Gelin biraz zaman içerisinde yolculuk yapalım.
Hz. Hüseyin Efendimiz (ra) dönemine gidelim meselâ.
Kerbelâ’dayız.
Hz. Hüseyin Efendimiz dedi ki: “Yâ Rabbi! Onlara gökten yağmur indirme!.. Yeryüzü bereketlerinden onları mahrûm eyle!…
Mukaddes isimlerine kurbân olduğum Yüce Allâh’ım!
Onları geri bırakır yaşatırsan, onları nimetlerinden mahrûm eyle, onlar için türlü türlü yollar yap, birliklerini yık, onları mutluluktan mahrûm eyle!

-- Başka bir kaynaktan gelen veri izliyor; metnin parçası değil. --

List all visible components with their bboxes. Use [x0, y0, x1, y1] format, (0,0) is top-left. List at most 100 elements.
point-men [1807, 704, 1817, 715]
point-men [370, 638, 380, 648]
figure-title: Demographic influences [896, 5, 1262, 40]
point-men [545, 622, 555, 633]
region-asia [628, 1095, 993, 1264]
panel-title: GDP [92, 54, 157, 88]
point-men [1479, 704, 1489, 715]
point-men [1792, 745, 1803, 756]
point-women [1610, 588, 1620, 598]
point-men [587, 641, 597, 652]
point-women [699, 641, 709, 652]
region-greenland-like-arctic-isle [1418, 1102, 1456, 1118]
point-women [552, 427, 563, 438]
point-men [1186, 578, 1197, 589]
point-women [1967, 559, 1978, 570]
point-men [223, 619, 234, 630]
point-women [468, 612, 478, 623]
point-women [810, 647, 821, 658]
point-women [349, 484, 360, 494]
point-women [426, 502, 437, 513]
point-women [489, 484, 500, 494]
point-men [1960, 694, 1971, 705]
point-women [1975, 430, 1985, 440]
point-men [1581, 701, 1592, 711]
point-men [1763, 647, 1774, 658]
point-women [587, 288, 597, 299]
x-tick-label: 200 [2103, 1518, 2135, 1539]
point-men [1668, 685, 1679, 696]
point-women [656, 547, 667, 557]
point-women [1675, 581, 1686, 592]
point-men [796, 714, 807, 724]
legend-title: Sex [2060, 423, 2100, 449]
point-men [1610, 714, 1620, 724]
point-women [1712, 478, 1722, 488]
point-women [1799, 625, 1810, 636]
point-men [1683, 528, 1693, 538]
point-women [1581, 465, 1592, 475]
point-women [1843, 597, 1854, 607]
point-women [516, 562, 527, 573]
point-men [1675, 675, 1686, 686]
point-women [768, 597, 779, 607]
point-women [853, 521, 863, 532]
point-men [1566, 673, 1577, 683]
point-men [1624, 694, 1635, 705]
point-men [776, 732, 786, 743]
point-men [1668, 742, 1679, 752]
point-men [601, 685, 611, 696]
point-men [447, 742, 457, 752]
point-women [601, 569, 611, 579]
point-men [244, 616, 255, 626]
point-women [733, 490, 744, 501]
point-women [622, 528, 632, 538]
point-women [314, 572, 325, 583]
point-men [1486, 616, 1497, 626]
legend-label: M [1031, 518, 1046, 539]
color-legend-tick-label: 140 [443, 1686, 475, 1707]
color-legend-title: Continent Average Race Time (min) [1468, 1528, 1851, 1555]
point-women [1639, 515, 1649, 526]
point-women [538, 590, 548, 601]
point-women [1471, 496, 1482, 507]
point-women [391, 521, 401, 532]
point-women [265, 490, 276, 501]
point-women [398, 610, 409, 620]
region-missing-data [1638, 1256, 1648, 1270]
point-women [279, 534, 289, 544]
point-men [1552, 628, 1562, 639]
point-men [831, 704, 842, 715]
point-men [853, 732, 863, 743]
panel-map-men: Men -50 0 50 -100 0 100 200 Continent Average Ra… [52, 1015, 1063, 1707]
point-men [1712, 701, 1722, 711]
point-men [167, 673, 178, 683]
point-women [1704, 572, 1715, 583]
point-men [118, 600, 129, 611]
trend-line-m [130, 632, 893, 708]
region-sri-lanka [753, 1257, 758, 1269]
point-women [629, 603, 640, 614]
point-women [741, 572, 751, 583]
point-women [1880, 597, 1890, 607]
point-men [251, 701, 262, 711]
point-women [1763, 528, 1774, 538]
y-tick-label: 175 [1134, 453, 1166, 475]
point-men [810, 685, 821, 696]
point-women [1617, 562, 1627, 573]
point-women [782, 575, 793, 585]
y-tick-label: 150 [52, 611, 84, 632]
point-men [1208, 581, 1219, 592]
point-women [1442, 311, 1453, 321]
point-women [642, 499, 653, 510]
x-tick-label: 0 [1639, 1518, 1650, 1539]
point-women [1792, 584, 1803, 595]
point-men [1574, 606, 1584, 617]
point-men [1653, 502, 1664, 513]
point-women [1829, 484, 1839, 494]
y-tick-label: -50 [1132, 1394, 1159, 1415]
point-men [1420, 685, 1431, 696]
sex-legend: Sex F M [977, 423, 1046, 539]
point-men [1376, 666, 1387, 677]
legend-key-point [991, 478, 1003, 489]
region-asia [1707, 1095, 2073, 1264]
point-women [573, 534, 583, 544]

Hz. Hüseyin Efendimiz’in yakarışından sonra o coğrafyada yaşayıp da Hz. Hüseyin Efendimiz’in aman deyişine yardım edebilecek olduğu halde yardımına koşmayanların arasında fitne, huzursuzluk, gözyaşı ve kan hiç eksik olmadı. Tâ ki Hazreti Hüseyin Efendimiz’in kanından zerre miktar elinin kiri olmayan bir kavim gelinceye kadar…
Peki sonra ne oldu?
Tam 850 yıllık huzursuzluktan sonra ne oldu da bu coğrafyaya 400 yıl sükûnet iniverdi…
95 yıldır şanlı ecdâdımız Osmanlı bu topraklarda yok.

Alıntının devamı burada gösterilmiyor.